Porta Venezia, la comunità filippina impara il valzer in metrò

Si chiama Raziel la giovane filippina che ormai abita a Milano e che compirà diciott’anni il 25 aprile: in attesa del gran giorno l’intera comunità di teen ager e ragazzi direttamente provenienti da Batangaf City e abitanti a Milano si riunisce nella metropolitana di Porta Venezia per imparare il valzer. Non è uno scherzo: ogni sabato, dalle 15 alle 18, l’insegnante di ballo Jeffer, 36 anni, ha da badare ad una schiera di giovani che vogliono imparare, oltre al valzer, anche il cià cià cià, il tango e il ballo liscio. Saranno quattro lezioni in tutto, sempre al sabato alla stessa ora e sempre in quell’area della metropolitana. «Jeffer è insegnante di danza di professione - spiega sua moglie Alma, 35 anni - insegna Danza moderna e Pop dance. Però s’intende anche di valzer, e altri tipi più tradizionali».
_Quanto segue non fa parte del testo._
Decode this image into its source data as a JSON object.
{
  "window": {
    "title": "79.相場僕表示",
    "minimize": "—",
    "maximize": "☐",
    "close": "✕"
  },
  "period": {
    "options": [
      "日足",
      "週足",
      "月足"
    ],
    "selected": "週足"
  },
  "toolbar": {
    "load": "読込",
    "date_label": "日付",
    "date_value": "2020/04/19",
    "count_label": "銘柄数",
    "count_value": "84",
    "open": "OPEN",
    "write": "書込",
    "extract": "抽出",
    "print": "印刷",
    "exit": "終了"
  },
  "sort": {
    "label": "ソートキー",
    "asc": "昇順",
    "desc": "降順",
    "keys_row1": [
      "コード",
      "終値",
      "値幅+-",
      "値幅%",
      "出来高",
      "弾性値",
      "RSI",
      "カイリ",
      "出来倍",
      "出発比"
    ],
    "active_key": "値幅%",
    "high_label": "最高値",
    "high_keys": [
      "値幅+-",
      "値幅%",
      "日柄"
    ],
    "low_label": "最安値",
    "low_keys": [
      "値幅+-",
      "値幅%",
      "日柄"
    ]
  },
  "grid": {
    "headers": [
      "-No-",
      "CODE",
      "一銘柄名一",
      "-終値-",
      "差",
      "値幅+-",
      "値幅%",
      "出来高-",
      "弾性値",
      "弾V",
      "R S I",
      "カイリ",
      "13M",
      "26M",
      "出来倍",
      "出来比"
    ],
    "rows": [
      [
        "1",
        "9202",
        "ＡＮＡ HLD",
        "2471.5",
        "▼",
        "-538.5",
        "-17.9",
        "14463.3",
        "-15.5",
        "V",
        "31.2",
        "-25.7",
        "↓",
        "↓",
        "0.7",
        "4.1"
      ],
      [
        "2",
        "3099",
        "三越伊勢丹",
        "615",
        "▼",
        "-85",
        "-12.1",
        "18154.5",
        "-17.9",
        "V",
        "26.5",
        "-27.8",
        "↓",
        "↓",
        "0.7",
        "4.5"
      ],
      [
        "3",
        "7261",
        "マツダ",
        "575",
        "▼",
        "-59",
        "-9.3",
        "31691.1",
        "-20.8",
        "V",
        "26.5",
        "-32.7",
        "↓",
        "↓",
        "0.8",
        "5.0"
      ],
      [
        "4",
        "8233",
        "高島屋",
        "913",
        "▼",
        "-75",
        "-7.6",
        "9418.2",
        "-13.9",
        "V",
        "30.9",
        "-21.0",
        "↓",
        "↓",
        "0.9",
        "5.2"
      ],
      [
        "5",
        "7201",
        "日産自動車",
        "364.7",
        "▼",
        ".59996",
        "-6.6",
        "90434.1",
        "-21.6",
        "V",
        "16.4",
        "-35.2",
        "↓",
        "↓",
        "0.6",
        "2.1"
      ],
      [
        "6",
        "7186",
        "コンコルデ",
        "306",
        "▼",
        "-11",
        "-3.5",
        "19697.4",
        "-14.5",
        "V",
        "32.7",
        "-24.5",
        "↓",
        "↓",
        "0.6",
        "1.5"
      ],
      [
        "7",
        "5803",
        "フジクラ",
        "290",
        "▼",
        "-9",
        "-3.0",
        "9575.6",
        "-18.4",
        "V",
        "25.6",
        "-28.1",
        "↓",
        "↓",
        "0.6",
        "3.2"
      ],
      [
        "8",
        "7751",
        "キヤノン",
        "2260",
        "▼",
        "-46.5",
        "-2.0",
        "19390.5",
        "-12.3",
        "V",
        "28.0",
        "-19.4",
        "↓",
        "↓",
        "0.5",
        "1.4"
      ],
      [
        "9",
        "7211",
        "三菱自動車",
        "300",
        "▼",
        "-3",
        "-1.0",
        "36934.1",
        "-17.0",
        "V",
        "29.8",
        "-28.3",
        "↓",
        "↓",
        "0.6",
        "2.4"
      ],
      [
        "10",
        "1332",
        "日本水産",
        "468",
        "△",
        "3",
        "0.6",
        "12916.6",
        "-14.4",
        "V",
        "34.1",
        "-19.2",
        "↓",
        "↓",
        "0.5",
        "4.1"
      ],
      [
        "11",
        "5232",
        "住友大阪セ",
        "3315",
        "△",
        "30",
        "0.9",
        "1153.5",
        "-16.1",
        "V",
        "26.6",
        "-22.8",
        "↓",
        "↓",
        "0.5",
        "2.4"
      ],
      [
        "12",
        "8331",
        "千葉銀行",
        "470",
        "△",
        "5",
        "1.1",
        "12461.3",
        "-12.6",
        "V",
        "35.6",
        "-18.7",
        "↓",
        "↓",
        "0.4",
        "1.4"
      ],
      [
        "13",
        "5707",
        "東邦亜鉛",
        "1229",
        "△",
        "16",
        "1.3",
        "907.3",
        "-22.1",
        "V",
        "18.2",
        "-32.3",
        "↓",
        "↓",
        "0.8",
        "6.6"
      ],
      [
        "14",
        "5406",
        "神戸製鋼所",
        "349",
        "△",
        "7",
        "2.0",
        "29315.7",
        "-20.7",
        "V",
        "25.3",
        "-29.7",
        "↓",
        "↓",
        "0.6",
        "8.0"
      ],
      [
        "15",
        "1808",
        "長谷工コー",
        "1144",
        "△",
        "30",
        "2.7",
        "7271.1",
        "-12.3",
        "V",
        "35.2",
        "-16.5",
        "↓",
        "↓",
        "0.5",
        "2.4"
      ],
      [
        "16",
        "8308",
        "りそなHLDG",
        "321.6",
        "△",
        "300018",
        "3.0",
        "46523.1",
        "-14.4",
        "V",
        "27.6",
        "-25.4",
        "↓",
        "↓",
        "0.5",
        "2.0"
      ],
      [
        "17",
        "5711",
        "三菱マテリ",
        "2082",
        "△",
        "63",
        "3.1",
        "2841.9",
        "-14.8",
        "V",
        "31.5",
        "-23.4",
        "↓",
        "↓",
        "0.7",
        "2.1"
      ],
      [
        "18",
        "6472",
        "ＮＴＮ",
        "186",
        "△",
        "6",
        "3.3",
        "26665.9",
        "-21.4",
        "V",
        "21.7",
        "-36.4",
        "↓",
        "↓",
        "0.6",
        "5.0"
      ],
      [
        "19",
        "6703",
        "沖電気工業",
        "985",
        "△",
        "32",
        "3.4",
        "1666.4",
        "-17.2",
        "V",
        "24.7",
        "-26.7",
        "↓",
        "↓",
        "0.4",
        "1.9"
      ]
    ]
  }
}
Come accade in Italia anche nelle Filippine, quando un giovane diventa maggiorenne, è occasione d’immancabile festa: musica, cibo e, soprattutto, danza. Raziel ci tiene che i suoi amici siano bravi ballerini, quindi ha organizzato loro le lezioni: quando si trovano, al sabato pomeriggio, Jeffer porta il suo computer, dove ha salvato tutte le melodie più classiche e tradizionali per spiegare i passi, e inizia la lezione. «L’appuntamento è sotto il metrò perché non abbiamo un altro posto - continua Alma - e poi perché lì vanno anche gli altri ragazzi ogni giorno a ballare, magari rap. Ormai ci conoscono tutti, abbiamo chiesto il permesso e non diamo fastidio a nessuno». Anzi, capita che qualche passante si unisca: «In teoria le lezioni sarebbero solo per noi, ma se qualcuno vuole partecipare e iniziare a ballare, lo accogliamo».
Se anche le lezioni saranno sospese sabato prossimo, «perché è San Valentino e quindi vogliamo che tutti i ragazzi possano passare il pomeriggio con le loro fidanzate e viceversa», anche oggi, domenica, in casa di Alma e Jeffer si sta tenendo un’altra riunione per imparare i primi rudimenti di danza, questa volta per giovanissimi: «Sempre alle filippine, quando un bambino compie 7 anni, gli si fa la festa di “John Dominitc Catapang”, una specie di diciottesimo per più piccoli: già lì devono aver imparato qualche passo, e glielo insegniamo alla domenica mattina a casa mia».